Si à présent on regarde quelque nature morte au compotier, par exemple celle de 1879-1882 (catal. Venturi, no 341), on notera encore des déformations à effet strictement plastique, on verra s’imposer la célèbre touche stricte, courte, oblique, presque écrite, qui interdit à l’œil de se perdre dans la vision de l’objet, et le renvoie à sa propre activité synthétique, on remarquera quantité de paradoxes dans l’usage des valeurs dont le résultat est l’aplatissement du «représenté» sur le support bidimensionnel. Il est vrai que dans cette œuvre qui appartient à la période dite « constructive », un tel aplatissement va de pair avec une organisation rigoureuse de la surface qui laisse peu de jeu aux flottements, si bien que la délocalisation par rapport à l’espace classique est composée par une sur-localisation dans un espace presque abstrait (c’est le mot de L. Brion-Guerry). Mais dans l’ultime période, de nouveau, le principe de dispersion desserrera l’étreinte du constructivisme, et l’on observe, par exemple sur la Nature morte au pichet, aux pommes et aux oranges du musée d’Orsay (1895-1900; catal. Venturi, no 732), outre l’instabilité des profils qui rappelle celle des deux premières périodes et la tendance à éliminer l’opposition des plans par des déformations comme dans la période précédente, une organisation de la couleur (ici à dominante rouge avec polarisation entre le violet-bleu et l’orange-jaune) qui, comme dans les paysages de cette période, suggère l’espace exclusivement au moyen de flux et de stases chromatiques, à l’exclusion du trait et de la valeur.

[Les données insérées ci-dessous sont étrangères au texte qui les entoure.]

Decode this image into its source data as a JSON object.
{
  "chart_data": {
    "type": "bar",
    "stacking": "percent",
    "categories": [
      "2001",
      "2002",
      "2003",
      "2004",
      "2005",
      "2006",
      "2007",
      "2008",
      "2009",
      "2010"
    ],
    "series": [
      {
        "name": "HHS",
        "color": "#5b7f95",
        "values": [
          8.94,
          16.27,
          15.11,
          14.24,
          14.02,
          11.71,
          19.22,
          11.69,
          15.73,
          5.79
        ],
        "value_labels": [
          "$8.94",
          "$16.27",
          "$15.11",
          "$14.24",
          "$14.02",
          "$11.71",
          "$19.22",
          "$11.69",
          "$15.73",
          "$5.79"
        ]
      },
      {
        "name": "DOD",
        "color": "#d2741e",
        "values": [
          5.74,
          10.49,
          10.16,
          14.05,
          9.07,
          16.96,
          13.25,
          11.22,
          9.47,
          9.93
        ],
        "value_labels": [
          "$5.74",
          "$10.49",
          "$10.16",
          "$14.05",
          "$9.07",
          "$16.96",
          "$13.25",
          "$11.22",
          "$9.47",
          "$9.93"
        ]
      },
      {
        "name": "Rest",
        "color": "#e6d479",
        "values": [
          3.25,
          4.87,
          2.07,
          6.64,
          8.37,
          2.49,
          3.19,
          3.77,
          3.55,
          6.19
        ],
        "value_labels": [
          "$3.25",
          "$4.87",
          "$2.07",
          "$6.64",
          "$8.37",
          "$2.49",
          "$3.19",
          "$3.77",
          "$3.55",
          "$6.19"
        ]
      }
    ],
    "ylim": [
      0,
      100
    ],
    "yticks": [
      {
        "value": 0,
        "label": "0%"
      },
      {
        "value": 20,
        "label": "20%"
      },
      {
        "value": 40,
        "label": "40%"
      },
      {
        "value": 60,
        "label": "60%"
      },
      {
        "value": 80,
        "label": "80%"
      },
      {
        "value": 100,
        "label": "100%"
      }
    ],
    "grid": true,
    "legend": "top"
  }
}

Il ne s’agit pas de nier qu’il se soit passé «quelque chose» entre les premières œuvres et les dernières, il s’agit de récuser une lecture un peu trop pédagogique qui, pour mettre l’accent sur l’articulation dialectique des périodes dans la diachromie de surface, laisse dans l’ombre le principe souterrain de «déreprésentation» qui opère en permanence dans l’approche de l’objet par Cézanne. Merleau-Ponty (1948, 1962) avait parfaitement raison de faire de ce principe le noyau de l’œuvre tout entière; mais son analyse restait tributaire d’une philosophie de la perception qui le portait à voir dans le désordre cézannien la redécouverte de l’ordre véritable du sensible et la levée du voile que le rationalisme cartésien et galiléen avait jeté sur le monde de l’expérience. Nous n’avons aucune raison de croire que la courbure de l’espace cézannien, son déséquilibre intrinsèque, la passion que le peintre éprouvait pour l’organisation baroque du lieu plastique, pour les Vénitiens, pour Greco, sa haine de Gauguin et de Van Gogh au même titre que d’Ingres, son désir, constamment exprimé dans les entretiens et la correspondance, que «ça tourne», ce même désir qui lui fait choisir, quand il veut faire entendre que pour lui la courbure n’est nullement exclusive d’un «ordre» géométrique, l’exemple de volumes à surface courbe («traiter la nature par le cylindre, la sphère, le cône») à l’exclusion des cubes et de tout polyèdre à surface plane – ce qu’on paraît n’avoir pas remarqué quand on prétend faire de cette formule le programme anticipé du cubisme –, nous n’avons aucune raison de croire que cette passion pour la sphéricité soit davantage exempte des marques du désir et davantage propre à nous restituer la phénoménalité du sensible en personne que ne l’était la passion d’Uccello pour la perspective, de Léonard pour le modelé ou de Klee pour le possible plastique. Si une approche psychanalytique de l’œuvre peut avoir une vertu, c’est assurément celle de nous convaincre que la «réalité», la «nature», le «motif», alors même que le peintre est persuadé que toute la tâche est de l’imiter, n’est jamais qu’un objet hors d’atteinte (un tableau à son tour, «le tableau de la nature» écrit Cézanne), auquel son activité de peindre vient substituer l’objet que façonne son désir retravaillé.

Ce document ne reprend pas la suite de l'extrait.